How I Use Basimilus Iteritas

In the world of Eurorack, there’s a lot of modules everyone knows: Maths, Plaits, Stages, Rings, Clouds, et cetera. One such module is BIA, or Basimilus Iteritas Alter, from Noise Engineering. I’ve used that module precisely twice for about 20 minutes total. However, its older sibling, Basimilus Iteritas, has been in my rack for quite some time now. Much as modular musicians love it for its easily sequenced percussion sounds, I love it for the myriad of sounds it can make that are more sound designer friendly. I figure, it’s been about 3 months since I posted last, so I should get something out here, and honestly the most fun articles are the ones explaining modules I use 🙂

What Da Dog Doin?

BI is very simple on the surface: 6 oscillators variable between sine, triangle, saw, and square go into VCAs with variable attack and decay times, then a wavefolder and final VCA with decay envelope. The oscillators can modulate each other’s frequency, noise can be added, and they can be mixed and detuned. It really is pretty simple and easy to get everything from beautiful bells to absolute garbage noise from BI. BIA adds a mode that allows the envelopes to modulate pitch, useful for drum synthesis.

Fun Patches

Now that we know what it does, let’s talk about how it can be used.

Bells – The easiest and arguably most useful sound designer-y patch is the additive bell patch. in Skin mode, all 6 oscillators are additive partials. Set range to treble, pitch around 50%, decay around 70%, morph between sine and triangle, harmonics to max, attack to about 50% (just enough to get a click), fold to about 10% (just before when it starts to clip), and spread anywhere. Upon triggering, you get a lovely bell patch, which you can adjust things like detuning, number of harmonics, pitch, decay, etc with ease.

Synced additive wavetable with wavefolding – Basically the same patch as above, but utilising the morph, fold, and attack knobs more, and triggered with a square VCO. BI can trigger at audio rate, giving you neat sync effects because the base frequency will be the master VCO rather than what BI is set to. Because skin is additive, morph is effectively a 4 frame wavetable, and it has a fold parameter, you see how I got the name.

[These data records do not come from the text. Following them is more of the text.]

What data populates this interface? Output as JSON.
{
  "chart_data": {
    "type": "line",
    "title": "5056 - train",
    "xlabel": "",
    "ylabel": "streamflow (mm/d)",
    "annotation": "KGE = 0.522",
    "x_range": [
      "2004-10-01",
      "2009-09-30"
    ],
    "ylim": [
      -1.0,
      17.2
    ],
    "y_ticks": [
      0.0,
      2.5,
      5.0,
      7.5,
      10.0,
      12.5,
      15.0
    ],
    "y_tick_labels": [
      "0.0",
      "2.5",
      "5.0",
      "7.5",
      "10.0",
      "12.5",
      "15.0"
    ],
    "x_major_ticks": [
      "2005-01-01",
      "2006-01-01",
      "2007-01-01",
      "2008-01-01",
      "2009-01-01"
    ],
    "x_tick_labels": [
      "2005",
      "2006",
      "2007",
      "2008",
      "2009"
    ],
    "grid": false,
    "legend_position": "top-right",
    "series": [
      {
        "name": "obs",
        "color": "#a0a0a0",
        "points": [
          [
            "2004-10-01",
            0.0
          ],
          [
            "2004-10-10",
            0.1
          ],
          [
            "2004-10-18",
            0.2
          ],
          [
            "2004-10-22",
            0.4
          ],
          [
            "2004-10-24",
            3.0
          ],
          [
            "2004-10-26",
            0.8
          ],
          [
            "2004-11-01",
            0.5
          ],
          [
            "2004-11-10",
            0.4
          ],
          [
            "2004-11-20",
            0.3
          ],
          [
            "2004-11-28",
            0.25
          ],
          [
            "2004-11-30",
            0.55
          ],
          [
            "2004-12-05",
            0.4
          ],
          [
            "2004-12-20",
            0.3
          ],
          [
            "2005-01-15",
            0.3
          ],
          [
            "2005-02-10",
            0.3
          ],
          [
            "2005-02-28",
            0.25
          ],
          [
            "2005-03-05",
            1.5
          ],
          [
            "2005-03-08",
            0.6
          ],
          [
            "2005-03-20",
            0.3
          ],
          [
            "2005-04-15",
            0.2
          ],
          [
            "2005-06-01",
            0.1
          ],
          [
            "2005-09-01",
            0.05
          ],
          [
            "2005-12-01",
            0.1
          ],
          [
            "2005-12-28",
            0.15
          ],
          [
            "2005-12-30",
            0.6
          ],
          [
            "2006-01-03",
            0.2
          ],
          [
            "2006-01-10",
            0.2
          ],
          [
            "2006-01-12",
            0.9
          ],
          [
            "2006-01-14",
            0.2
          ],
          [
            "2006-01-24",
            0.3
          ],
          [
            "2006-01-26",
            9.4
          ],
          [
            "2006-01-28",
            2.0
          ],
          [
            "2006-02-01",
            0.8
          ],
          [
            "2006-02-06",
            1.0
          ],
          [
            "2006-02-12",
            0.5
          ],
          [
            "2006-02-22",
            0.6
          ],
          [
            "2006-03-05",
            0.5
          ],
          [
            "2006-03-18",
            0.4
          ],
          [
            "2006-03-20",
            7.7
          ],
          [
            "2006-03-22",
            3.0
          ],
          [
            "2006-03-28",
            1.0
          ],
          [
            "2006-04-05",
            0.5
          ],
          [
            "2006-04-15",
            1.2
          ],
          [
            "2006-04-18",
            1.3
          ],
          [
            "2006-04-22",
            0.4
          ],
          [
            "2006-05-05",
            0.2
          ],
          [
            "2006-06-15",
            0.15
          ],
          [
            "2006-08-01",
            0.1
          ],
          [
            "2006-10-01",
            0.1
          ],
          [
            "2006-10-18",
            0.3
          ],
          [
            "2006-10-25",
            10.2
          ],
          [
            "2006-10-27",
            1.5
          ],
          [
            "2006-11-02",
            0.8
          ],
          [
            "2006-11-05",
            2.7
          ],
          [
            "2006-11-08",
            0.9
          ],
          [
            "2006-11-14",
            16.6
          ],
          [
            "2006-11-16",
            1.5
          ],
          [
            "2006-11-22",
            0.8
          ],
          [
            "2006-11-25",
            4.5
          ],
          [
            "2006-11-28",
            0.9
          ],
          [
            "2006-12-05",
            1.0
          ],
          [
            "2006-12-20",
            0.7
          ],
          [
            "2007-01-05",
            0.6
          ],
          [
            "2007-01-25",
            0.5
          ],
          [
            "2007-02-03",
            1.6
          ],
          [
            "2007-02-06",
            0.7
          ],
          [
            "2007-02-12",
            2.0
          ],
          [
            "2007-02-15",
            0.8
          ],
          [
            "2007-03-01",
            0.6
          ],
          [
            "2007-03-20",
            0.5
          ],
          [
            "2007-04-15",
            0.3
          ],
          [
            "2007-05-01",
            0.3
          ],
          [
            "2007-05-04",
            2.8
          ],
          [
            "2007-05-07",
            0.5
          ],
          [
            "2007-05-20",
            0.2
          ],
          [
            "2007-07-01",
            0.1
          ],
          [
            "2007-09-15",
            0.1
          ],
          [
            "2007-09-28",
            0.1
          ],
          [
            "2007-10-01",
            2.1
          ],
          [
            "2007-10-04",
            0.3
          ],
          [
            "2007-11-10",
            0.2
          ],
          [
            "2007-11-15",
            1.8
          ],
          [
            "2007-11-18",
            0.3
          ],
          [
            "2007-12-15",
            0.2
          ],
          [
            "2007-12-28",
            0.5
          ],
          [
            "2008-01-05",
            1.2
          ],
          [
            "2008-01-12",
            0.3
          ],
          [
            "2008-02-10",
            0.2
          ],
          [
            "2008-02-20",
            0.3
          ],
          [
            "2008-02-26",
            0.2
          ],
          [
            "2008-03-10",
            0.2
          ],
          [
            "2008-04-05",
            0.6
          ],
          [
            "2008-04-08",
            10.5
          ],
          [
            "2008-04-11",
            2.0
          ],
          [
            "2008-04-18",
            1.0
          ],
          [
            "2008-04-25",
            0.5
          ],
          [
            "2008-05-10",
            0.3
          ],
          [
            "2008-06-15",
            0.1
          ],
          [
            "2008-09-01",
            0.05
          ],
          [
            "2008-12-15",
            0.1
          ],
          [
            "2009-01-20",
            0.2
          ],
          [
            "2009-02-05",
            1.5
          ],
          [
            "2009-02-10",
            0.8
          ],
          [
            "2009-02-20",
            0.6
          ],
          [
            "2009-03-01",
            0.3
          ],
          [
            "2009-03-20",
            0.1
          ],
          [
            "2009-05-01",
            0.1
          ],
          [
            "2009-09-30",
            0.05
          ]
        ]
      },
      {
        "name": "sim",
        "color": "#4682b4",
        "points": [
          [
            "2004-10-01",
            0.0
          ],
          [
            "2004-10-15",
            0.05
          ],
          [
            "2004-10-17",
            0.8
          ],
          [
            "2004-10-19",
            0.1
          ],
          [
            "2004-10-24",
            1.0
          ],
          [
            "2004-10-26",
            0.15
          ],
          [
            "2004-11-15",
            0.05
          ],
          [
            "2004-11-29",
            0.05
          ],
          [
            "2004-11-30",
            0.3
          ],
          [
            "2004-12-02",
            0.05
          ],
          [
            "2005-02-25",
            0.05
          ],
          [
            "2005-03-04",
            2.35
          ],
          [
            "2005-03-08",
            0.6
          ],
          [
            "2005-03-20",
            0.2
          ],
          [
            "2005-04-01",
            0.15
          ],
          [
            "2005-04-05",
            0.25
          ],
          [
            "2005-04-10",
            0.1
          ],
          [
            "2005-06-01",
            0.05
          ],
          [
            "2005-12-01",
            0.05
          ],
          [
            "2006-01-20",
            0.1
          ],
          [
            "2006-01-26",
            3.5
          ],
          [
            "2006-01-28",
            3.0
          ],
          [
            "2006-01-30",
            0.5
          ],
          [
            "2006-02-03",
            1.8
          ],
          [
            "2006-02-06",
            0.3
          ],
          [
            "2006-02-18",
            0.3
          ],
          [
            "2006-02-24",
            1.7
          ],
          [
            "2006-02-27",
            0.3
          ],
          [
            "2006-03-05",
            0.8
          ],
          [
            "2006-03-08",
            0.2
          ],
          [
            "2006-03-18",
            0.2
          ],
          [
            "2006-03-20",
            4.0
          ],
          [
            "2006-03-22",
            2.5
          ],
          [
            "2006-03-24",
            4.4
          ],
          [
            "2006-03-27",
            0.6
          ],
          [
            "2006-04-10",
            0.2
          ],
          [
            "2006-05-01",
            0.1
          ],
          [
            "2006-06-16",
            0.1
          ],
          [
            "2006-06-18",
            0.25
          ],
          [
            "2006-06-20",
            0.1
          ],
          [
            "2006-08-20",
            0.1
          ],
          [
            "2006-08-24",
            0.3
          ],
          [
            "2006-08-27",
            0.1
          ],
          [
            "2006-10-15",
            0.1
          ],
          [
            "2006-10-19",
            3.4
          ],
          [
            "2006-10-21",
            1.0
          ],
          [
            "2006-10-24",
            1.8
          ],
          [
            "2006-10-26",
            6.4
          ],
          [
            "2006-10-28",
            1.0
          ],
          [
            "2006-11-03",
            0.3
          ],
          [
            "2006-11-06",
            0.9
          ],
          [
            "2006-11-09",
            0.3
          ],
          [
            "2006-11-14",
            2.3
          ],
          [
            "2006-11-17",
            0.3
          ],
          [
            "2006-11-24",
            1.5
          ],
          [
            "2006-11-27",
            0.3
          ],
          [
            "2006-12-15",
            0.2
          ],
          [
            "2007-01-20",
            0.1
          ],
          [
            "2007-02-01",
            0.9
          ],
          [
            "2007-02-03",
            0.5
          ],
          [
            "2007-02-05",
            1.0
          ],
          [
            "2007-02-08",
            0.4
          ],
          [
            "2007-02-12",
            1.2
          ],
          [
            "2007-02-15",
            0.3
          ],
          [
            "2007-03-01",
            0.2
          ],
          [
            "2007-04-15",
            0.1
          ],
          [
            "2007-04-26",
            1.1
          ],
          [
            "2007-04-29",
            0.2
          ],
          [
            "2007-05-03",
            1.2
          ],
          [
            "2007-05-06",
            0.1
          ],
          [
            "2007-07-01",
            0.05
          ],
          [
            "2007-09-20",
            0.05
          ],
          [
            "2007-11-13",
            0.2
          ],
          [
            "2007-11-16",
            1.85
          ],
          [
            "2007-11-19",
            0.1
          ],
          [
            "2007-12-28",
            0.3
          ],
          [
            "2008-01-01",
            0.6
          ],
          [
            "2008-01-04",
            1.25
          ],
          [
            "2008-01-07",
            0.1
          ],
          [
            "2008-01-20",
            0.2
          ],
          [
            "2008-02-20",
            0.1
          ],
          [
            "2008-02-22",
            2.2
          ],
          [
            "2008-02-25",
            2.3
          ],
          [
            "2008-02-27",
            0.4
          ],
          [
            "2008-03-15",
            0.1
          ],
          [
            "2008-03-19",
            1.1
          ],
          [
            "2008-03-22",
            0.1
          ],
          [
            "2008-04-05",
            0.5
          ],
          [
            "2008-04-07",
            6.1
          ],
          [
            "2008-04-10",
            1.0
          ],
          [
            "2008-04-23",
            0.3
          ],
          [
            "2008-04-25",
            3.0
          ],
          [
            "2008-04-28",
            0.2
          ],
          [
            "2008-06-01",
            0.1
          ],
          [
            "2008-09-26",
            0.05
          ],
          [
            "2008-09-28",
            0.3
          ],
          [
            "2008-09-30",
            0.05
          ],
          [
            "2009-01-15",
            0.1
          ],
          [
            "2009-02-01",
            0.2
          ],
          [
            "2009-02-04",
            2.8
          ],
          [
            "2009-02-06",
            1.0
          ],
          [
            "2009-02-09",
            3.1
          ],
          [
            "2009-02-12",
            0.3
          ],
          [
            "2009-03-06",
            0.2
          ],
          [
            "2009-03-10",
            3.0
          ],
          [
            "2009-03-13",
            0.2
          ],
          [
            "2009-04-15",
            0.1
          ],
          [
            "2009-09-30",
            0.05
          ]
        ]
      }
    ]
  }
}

Custom Noise Source – You’re always needing custom noise sources in synthetic sound design, and barring a module like Befaco’s Noise Plethora (which I had in hardware but actually prefer in VCV), BI works amazingly as a very complex noise source. The first half of the attack knob adds noise, the fold knob turns the oscillators into noise, and in Metal mode, you get crazy FM stuff. With range set to bass you get more 8-bit noises, but in treble you get everything from whooshes to alien weapon noises. Morph changes the overal colour and especially affects longer decays, as does harmonics, whereas spread is reasonably tame when used thusly. I can’t imagine it’s useful musically when used like this, but if you need an exciter for a modal synth or reverb network, it’s an incredible tool for creating wild sfx and useful layers for more normal sounds, like footsteps or arcade game sounds.

Birds – In Metal mode, because the FM is typical analog-style linear FM, you can set Harmonics to max, Spread to minimum, attack past 50%, decay to 0, and put a smooth random source on pitch, and you get a weird mix of bird calls from weird alien birds to fairly normal chirps and tweets. Morph and Fold don’t do a lot in this patch, but flicking the Range switch does a lot.

Impacts – This is more a job for BIA given the internal envelope, but if you trigger an external envelope along with BI, you can get similar effects. Set pitch to 0, range to bass, mode to metal (or liquid), decay at max, morph on sine or triangle or even a bit of saw, harmonics below 25%, spread anywhere, fold at half, attack at half. Play with it a bit, as with all of these patches because yay pot tolerances are still typically 20%, but you should get a nice thumpy, far away, heavy impact kinda sound. Really more useful as a layer than by itself, but can be spiced up by modulating fold as the sound goes on (adds fizz to the end) and playing with harmonics and spread to get a more wobbly sound.

Glitchy Nonsense – as with how a musician might use BI, we too can sequence it to create a stream of constantly changing glitches, trills, screams, percussive noises, and more. Bonus pints for using out of sync stepped random modulation!

Easy Variations – with any BI patch, all you need to do is flick switches to get a variation of that noise. Because it’s digital it’s easy to replicate a noise over and over, but for sound design we like variety. Easy way to do that, other than random modulation or knob twiddling, is just to flick the switches. With BI you get 4 combinations, BIA has 9 with voltage control.

Fin

I don’t expect this article to be particularly eye-opening to many of you, nor do I expect it to be useful as a buying guide, but if you want a module that can do this stuff as well as be a whole drum kit when sequenced properly, it’s worth taking a look. It’s not an all-rounder, it’s not particularly good at being a main voice in your system (Rings can do all this and more with better control imo), but it has a certain charm and a few uses that make it stand out as a crowd favourite with good reason.